Sur les frais liés au litige :

8. Dans les circonstances de l'espèce, il y a lieu de mettre à la charge de l'Etat la somme de 800 euros au titre de l'article L. 761-1 du code de justice administrative.

D E C I D E :

Article 1er : M. B est admis au bénéfice de l'aide juridictionnelle provisoire.

Article 2 : La décision du 1er août 2024 par laquelle le préfet des Alpes-Maritimes a fixé le pays à destination duquel M. B sera reconduit en exécution d'une interdiction judiciaire de territoire français est annulée.

Article 3 : L'Etat versera à Me Dridi, avocat de M. B, la somme de 800 euros en application des dispositions de l'article L. 761-1 du code de justice administrative et 37 de la loi du 10 juillet 1991 sous réserve qu'il renonce à la part contributive de l'Etat.

Article 4 : Le présent jugement sera notifié à M. A B, au préfet des Alpes-Maritimes et à Me Dridi.

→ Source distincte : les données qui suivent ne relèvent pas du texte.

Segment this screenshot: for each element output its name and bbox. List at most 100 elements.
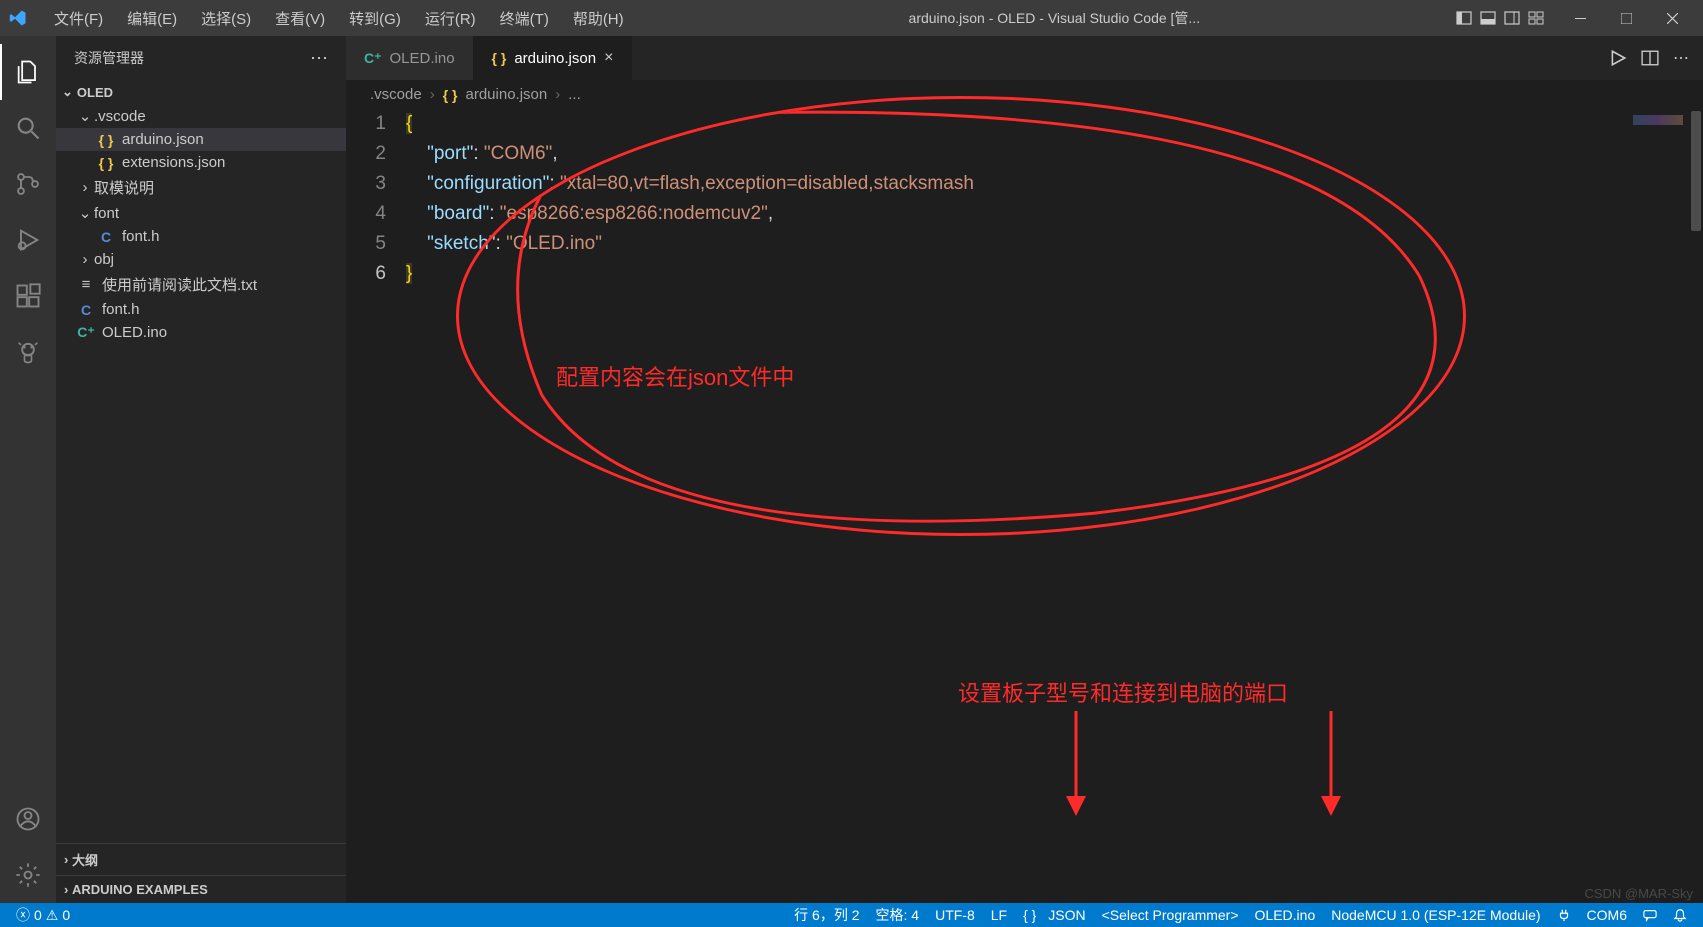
status-encoding[interactable]: UTF-8 bbox=[927, 907, 983, 923]
minimap[interactable] bbox=[1607, 109, 1687, 903]
arduino-icon[interactable] bbox=[0, 324, 56, 380]
status-line-col[interactable]: 行 6，列 2 bbox=[786, 905, 867, 925]
brace-open: { bbox=[406, 113, 412, 134]
file-arduino-json[interactable]: { } arduino.json bbox=[56, 128, 346, 151]
menu-select[interactable]: 选择(S) bbox=[189, 8, 263, 29]
tab-oled-ino[interactable]: C⁺ OLED.ino bbox=[346, 36, 474, 80]
status-indent[interactable]: 空格: 4 bbox=[868, 905, 928, 925]
minimap-overview bbox=[1633, 115, 1683, 125]
status-eol[interactable]: LF bbox=[983, 907, 1015, 923]
status-feedback-icon[interactable] bbox=[1635, 908, 1665, 922]
minimize-button[interactable] bbox=[1557, 0, 1603, 36]
json-key-configuration: "configuration" bbox=[427, 173, 549, 194]
folder-font[interactable]: ⌄ font bbox=[56, 201, 346, 225]
json-key-sketch: "sketch" bbox=[427, 233, 495, 254]
search-icon[interactable] bbox=[0, 100, 56, 156]
colon: : bbox=[496, 233, 507, 254]
settings-gear-icon[interactable] bbox=[0, 847, 56, 903]
chevron-down-icon: ⌄ bbox=[76, 107, 94, 125]
file-extensions-json[interactable]: { } extensions.json bbox=[56, 151, 346, 174]
status-programmer[interactable]: <Select Programmer> bbox=[1094, 907, 1247, 923]
editor-area: C⁺ OLED.ino { } arduino.json × ⋯ .vscode… bbox=[346, 36, 1703, 903]
menu-view[interactable]: 查看(V) bbox=[263, 8, 337, 29]
c-file-icon: C bbox=[96, 229, 116, 245]
file-font-h[interactable]: C font.h bbox=[56, 298, 346, 321]
file-label: font.h bbox=[102, 301, 140, 318]
status-board[interactable]: NodeMCU 1.0 (ESP-12E Module) bbox=[1323, 907, 1548, 923]
json-value-board: "esp8266:esp8266:nodemcuv2" bbox=[500, 203, 768, 224]
extensions-icon[interactable] bbox=[0, 268, 56, 324]
split-editor-icon[interactable] bbox=[1641, 49, 1659, 67]
status-plug-icon[interactable] bbox=[1549, 908, 1579, 922]
maximize-button[interactable] bbox=[1603, 0, 1649, 36]
chevron-right-icon: › bbox=[64, 852, 72, 867]
folder-obj[interactable]: › obj bbox=[56, 248, 346, 271]
customize-layout-icon[interactable] bbox=[1525, 7, 1547, 29]
code-editor[interactable]: 1 2 3 4 5 6 { "port": "COM6", "configura… bbox=[346, 109, 1703, 903]
json-icon: { } bbox=[1023, 907, 1036, 923]
menu-file[interactable]: 文件(F) bbox=[42, 8, 115, 29]
chevron-down-icon: ⌄ bbox=[62, 84, 73, 100]
toggle-panel-right-icon[interactable] bbox=[1501, 7, 1523, 29]
file-font-h-inner[interactable]: C font.h bbox=[56, 225, 346, 248]
more-actions-icon[interactable]: ⋯ bbox=[1673, 48, 1689, 68]
toggle-panel-bottom-icon[interactable] bbox=[1477, 7, 1499, 29]
vertical-scrollbar[interactable] bbox=[1689, 109, 1703, 903]
status-port[interactable]: COM6 bbox=[1579, 907, 1635, 923]
colon: : bbox=[549, 173, 560, 194]
breadcrumb-more[interactable]: ... bbox=[568, 86, 581, 103]
sidebar-title: 资源管理器 bbox=[74, 48, 144, 68]
line-number-gutter: 1 2 3 4 5 6 bbox=[346, 109, 406, 903]
close-button[interactable] bbox=[1649, 0, 1695, 36]
json-key-board: "board" bbox=[427, 203, 489, 224]
error-count: 0 bbox=[34, 907, 42, 923]
toggle-panel-left-icon[interactable] bbox=[1453, 7, 1475, 29]
json-value-sketch: "OLED.ino" bbox=[506, 233, 602, 254]
status-bar: ⓧ0 ⚠0 行 6，列 2 空格: 4 UTF-8 LF { } JSON <S… bbox=[0, 903, 1703, 927]
explorer-icon[interactable] bbox=[0, 44, 56, 100]
status-errors[interactable]: ⓧ0 ⚠0 bbox=[8, 905, 78, 925]
outline-section[interactable]: › 大纲 bbox=[56, 843, 346, 875]
scrollbar-thumb[interactable] bbox=[1691, 111, 1701, 231]
menu-help[interactable]: 帮助(H) bbox=[561, 8, 636, 29]
arduino-examples-label: ARDUINO EXAMPLES bbox=[72, 882, 208, 897]
json-value-configuration: "xtal=80,vt=flash,exception=disabled,sta… bbox=[560, 173, 974, 194]
folder-label: 取模说明 bbox=[94, 177, 154, 198]
source-control-icon[interactable] bbox=[0, 156, 56, 212]
comma: , bbox=[552, 143, 557, 164]
file-readme-txt[interactable]: ≡ 使用前请阅读此文档.txt bbox=[56, 271, 346, 298]
run-debug-icon[interactable] bbox=[0, 212, 56, 268]
status-sketch[interactable]: OLED.ino bbox=[1247, 907, 1324, 923]
json-icon: { } bbox=[492, 50, 507, 66]
folder-qumo[interactable]: › 取模说明 bbox=[56, 174, 346, 201]
chevron-right-icon: › bbox=[76, 251, 94, 268]
breadcrumb-folder[interactable]: .vscode bbox=[370, 86, 422, 103]
file-oled-ino[interactable]: C⁺ OLED.ino bbox=[56, 321, 346, 344]
project-root[interactable]: ⌄ OLED bbox=[56, 80, 346, 104]
breadcrumb[interactable]: .vscode › { } arduino.json › ... bbox=[346, 80, 1703, 109]
warning-icon: ⚠ bbox=[46, 907, 59, 924]
tab-arduino-json[interactable]: { } arduino.json × bbox=[474, 36, 633, 80]
accounts-icon[interactable] bbox=[0, 791, 56, 847]
breadcrumb-file[interactable]: arduino.json bbox=[466, 86, 548, 103]
sidebar-more-icon[interactable]: ⋯ bbox=[310, 48, 328, 69]
menu-go[interactable]: 转到(G) bbox=[337, 8, 413, 29]
close-tab-icon[interactable]: × bbox=[604, 49, 613, 67]
json-icon: { } bbox=[443, 87, 458, 103]
file-label: 使用前请阅读此文档.txt bbox=[102, 274, 257, 295]
menu-terminal[interactable]: 终端(T) bbox=[488, 8, 561, 29]
file-label: arduino.json bbox=[122, 131, 204, 148]
titlebar: 文件(F) 编辑(E) 选择(S) 查看(V) 转到(G) 运行(R) 终端(T… bbox=[0, 0, 1703, 36]
json-value-port: "COM6" bbox=[484, 143, 552, 164]
run-icon[interactable] bbox=[1609, 49, 1627, 67]
menu-edit[interactable]: 编辑(E) bbox=[115, 8, 189, 29]
menu-run[interactable]: 运行(R) bbox=[413, 8, 488, 29]
arduino-examples-section[interactable]: › ARDUINO EXAMPLES bbox=[56, 875, 346, 903]
status-language[interactable]: { } JSON bbox=[1015, 907, 1093, 923]
chevron-right-icon: › bbox=[64, 882, 72, 897]
code-content[interactable]: { "port": "COM6", "configuration": "xtal… bbox=[406, 109, 1703, 903]
status-bell-icon[interactable] bbox=[1665, 908, 1695, 922]
text-file-icon: ≡ bbox=[76, 276, 96, 293]
folder-vscode[interactable]: ⌄ .vscode bbox=[56, 104, 346, 128]
json-key-port: "port" bbox=[427, 143, 473, 164]
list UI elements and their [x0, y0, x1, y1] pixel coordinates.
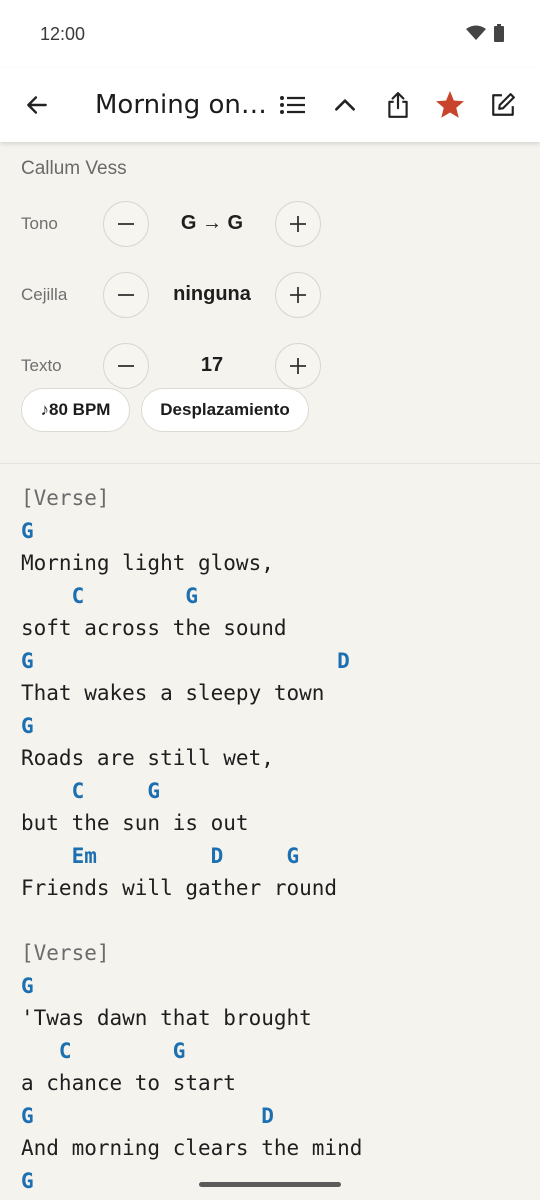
- share-icon: [388, 92, 408, 118]
- chords-line: G D: [21, 1103, 274, 1128]
- autoscroll-chip[interactable]: Desplazamiento: [141, 388, 309, 432]
- lyric-line: Morning light glows,: [21, 551, 274, 575]
- plus-icon: [290, 358, 306, 374]
- text-size-label: Texto: [21, 356, 62, 375]
- key-decrease-button[interactable]: [103, 201, 149, 247]
- chords-line: G: [21, 713, 34, 738]
- lyric-line: Friends will gather round: [21, 876, 338, 900]
- key-control: Tono G → G: [21, 200, 321, 248]
- page-title: Morning on t…: [95, 90, 267, 120]
- arrow-back-icon: [27, 96, 47, 114]
- collapse-button[interactable]: [323, 83, 367, 127]
- song-controls: Callum Vess Tono G → G Cejilla ninguna T…: [0, 142, 540, 464]
- lyric-line: Roads are still wet,: [21, 746, 274, 770]
- share-button[interactable]: [376, 83, 420, 127]
- lyric-line: That wakes a sleepy town: [21, 681, 325, 705]
- lyric-line: soft across the sound: [21, 616, 287, 640]
- plus-icon: [290, 287, 306, 303]
- key-label: Tono: [21, 214, 58, 233]
- lyric-line: And morning clears the mind: [21, 1136, 363, 1160]
- lyric-line: but the sun is out: [21, 811, 249, 835]
- list-icon: [280, 96, 305, 114]
- section-line: [Verse]: [21, 941, 110, 965]
- capo-label: Cejilla: [21, 285, 68, 304]
- minus-icon: [118, 294, 134, 296]
- minus-icon: [118, 365, 134, 367]
- chords-line: G D: [21, 648, 350, 673]
- app-bar: Morning on t…: [0, 68, 540, 142]
- key-increase-button[interactable]: [275, 201, 321, 247]
- favorite-button[interactable]: [428, 83, 472, 127]
- capo-control: Cejilla ninguna: [21, 271, 321, 319]
- wifi-icon: [466, 25, 486, 40]
- battery-icon: [494, 24, 504, 42]
- lyric-line: 'Twas dawn that brought: [21, 1006, 312, 1030]
- status-icons: [466, 24, 504, 42]
- edit-button[interactable]: [481, 83, 525, 127]
- sections-list-button[interactable]: [271, 83, 315, 127]
- chord-sheet: [Verse] G Morning light glows, C G soft acr…: [21, 482, 540, 1197]
- home-indicator[interactable]: [199, 1182, 341, 1187]
- key-value: G → G: [180, 212, 244, 234]
- status-time: 12:00: [40, 24, 86, 44]
- edit-icon: [492, 93, 515, 116]
- star-icon: [436, 91, 464, 118]
- chords-line: G: [21, 518, 34, 543]
- chords-line: G: [21, 973, 34, 998]
- plus-icon: [290, 216, 306, 232]
- chords-line: Em D G: [21, 843, 300, 868]
- lyric-line: a chance to start: [21, 1071, 236, 1095]
- back-button[interactable]: [15, 83, 59, 127]
- status-bar: 12:00: [0, 0, 540, 68]
- chords-line: C G: [21, 1038, 186, 1063]
- capo-decrease-button[interactable]: [103, 272, 149, 318]
- section-line: [Verse]: [21, 486, 110, 510]
- capo-value: ninguna: [173, 283, 251, 305]
- bpm-chip[interactable]: ♪80 BPM: [21, 388, 130, 432]
- text-size-decrease-button[interactable]: [103, 343, 149, 389]
- capo-increase-button[interactable]: [275, 272, 321, 318]
- chevron-up-icon: [335, 99, 355, 111]
- text-size-increase-button[interactable]: [275, 343, 321, 389]
- text-size-control: Texto 17: [21, 342, 321, 390]
- artist-name: Callum Vess: [21, 158, 127, 179]
- chords-line: C G: [21, 778, 161, 803]
- chords-line: G: [21, 1168, 34, 1193]
- minus-icon: [118, 223, 134, 225]
- chords-line: C G: [21, 583, 199, 608]
- text-size-value: 17: [200, 354, 224, 376]
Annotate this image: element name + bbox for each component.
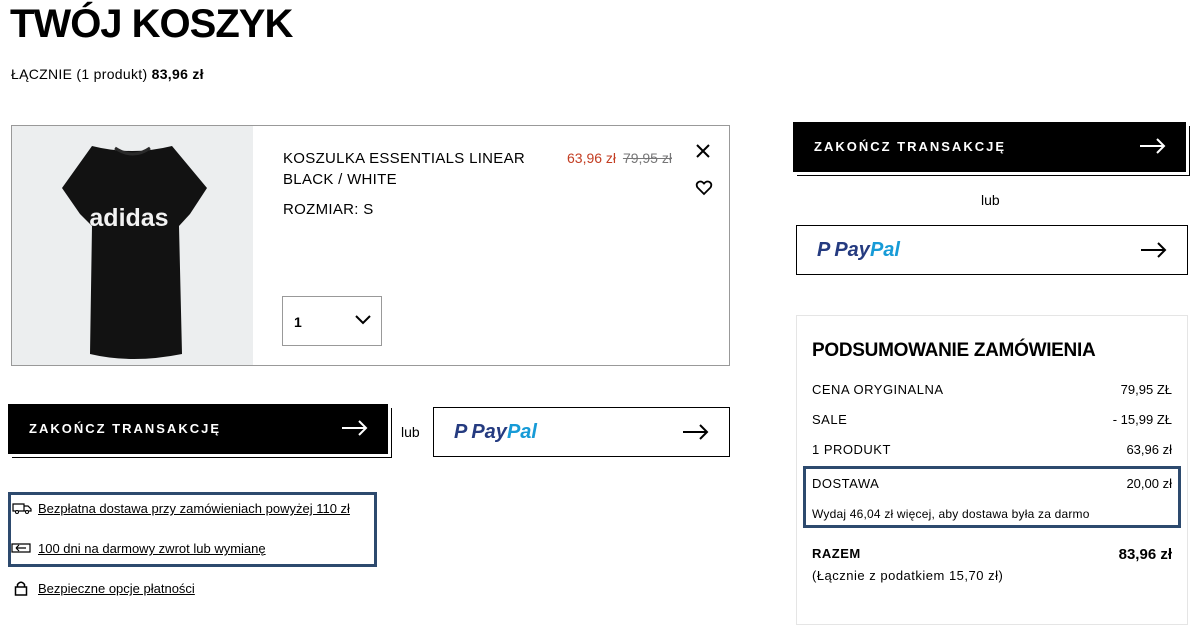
checkout-button-label: ZAKOŃCZ TRANSAKCJĘ <box>814 139 1006 154</box>
quantity-select[interactable]: 1 <box>282 296 382 346</box>
summary-row-value: - 15,99 ZŁ <box>1112 412 1172 427</box>
chevron-down-icon <box>355 315 371 325</box>
summary-row-value: 20,00 zł <box>1126 476 1172 491</box>
arrow-right-icon <box>683 424 709 440</box>
summary-row-value: 79,95 ZŁ <box>1120 382 1172 397</box>
checkout-button-label: ZAKOŃCZ TRANSAKCJĘ <box>29 421 221 436</box>
summary-row-products: 1 PRODUKT 63,96 zł <box>812 442 1172 457</box>
arrow-right-icon <box>342 420 368 436</box>
summary-total-row: RAZEM 83,96 zł <box>812 546 1172 563</box>
returns-link[interactable]: 100 dni na darmowy zwrot lub wymianę <box>38 541 266 556</box>
summary-row-label: 1 PRODUKT <box>812 442 891 457</box>
heart-icon[interactable] <box>695 179 713 197</box>
close-icon[interactable] <box>694 142 712 160</box>
paypal-logo: P PayPal <box>454 421 537 444</box>
arrow-right-icon <box>1141 242 1167 258</box>
paypal-logo: P PayPal <box>817 239 900 262</box>
paypal-icon: P <box>817 239 831 261</box>
paypal-icon: P <box>454 421 468 443</box>
summary-row-label: SALE <box>812 412 848 427</box>
product-name[interactable]: KOSZULKA ESSENTIALS LINEAR BLACK / WHITE <box>283 148 543 190</box>
cart-item: adidas KOSZULKA ESSENTIALS LINEAR BLACK … <box>11 125 730 366</box>
product-image[interactable]: adidas <box>12 126 253 365</box>
summary-title: PODSUMOWANIE ZAMÓWIENIA <box>812 340 1096 361</box>
paypal-pay-text: Pay <box>471 421 507 443</box>
shipping-note: Wydaj 46,04 zł więcej, aby dostawa była … <box>812 507 1090 521</box>
paypal-pal-text: Pal <box>869 239 900 261</box>
cart-total-value: 83,96 zł <box>151 66 204 82</box>
checkout-button-top[interactable]: ZAKOŃCZ TRANSAKCJĘ <box>793 122 1186 172</box>
quantity-value: 1 <box>294 314 302 330</box>
summary-row-original: CENA ORYGINALNA 79,95 ZŁ <box>812 382 1172 397</box>
or-label-top: lub <box>981 192 1000 208</box>
arrow-right-icon <box>1140 138 1166 154</box>
paypal-button-bottom[interactable]: P PayPal <box>433 407 730 457</box>
tshirt-image: adidas <box>62 146 207 359</box>
return-icon <box>11 543 31 553</box>
checkout-button-bottom[interactable]: ZAKOŃCZ TRANSAKCJĘ <box>8 404 388 454</box>
or-label-bottom: lub <box>401 424 420 440</box>
summary-total-value: 83,96 zł <box>1118 546 1172 563</box>
product-logo-text: adidas <box>89 204 168 232</box>
tax-note: (Łącznie z podatkiem 15,70 zł) <box>812 568 1004 583</box>
summary-row-label: CENA ORYGINALNA <box>812 382 944 397</box>
summary-row-label: DOSTAWA <box>812 476 880 491</box>
summary-row-value: 63,96 zł <box>1126 442 1172 457</box>
truck-icon <box>12 503 32 514</box>
summary-row-sale: SALE - 15,99 ZŁ <box>812 412 1172 427</box>
paypal-pay-text: Pay <box>834 239 870 261</box>
sale-price: 63,96 zł <box>567 150 617 166</box>
secure-payment-link[interactable]: Bezpieczne opcje płatności <box>38 581 195 596</box>
cart-total-prefix: ŁĄCZNIE (1 produkt) <box>11 66 148 82</box>
summary-row-shipping: DOSTAWA 20,00 zł <box>812 476 1172 491</box>
paypal-pal-text: Pal <box>506 421 537 443</box>
page-title: TWÓJ KOSZYK <box>10 2 293 46</box>
cart-total-line: ŁĄCZNIE (1 produkt) 83,96 zł <box>11 66 204 82</box>
product-size: ROZMIAR: S <box>283 201 374 218</box>
lock-icon <box>14 581 28 596</box>
order-summary: PODSUMOWANIE ZAMÓWIENIA CENA ORYGINALNA … <box>796 315 1188 625</box>
original-price: 79,95 zł <box>622 150 672 166</box>
product-price: 63,96 zł 79,95 zł <box>567 150 672 166</box>
free-shipping-link[interactable]: Bezpłatna dostawa przy zamówieniach powy… <box>38 501 350 516</box>
paypal-button-top[interactable]: P PayPal <box>796 225 1188 275</box>
summary-total-label: RAZEM <box>812 546 861 561</box>
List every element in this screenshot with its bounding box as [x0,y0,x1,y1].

Rendu public par mise à disposition au greffe, le 7 août 2024

La magistrate désignée,

P. ACHOUR

La greffière,

A. NOGUERO

La République mande et ordonne au préfet des Alpes-Maritimes en ce qui le concerne ou à tous commissaires de justice à ce requis en ce qui concerne les voies de droit commun, contre les parties privées, de pourvoir à l'exécution de la présente décision.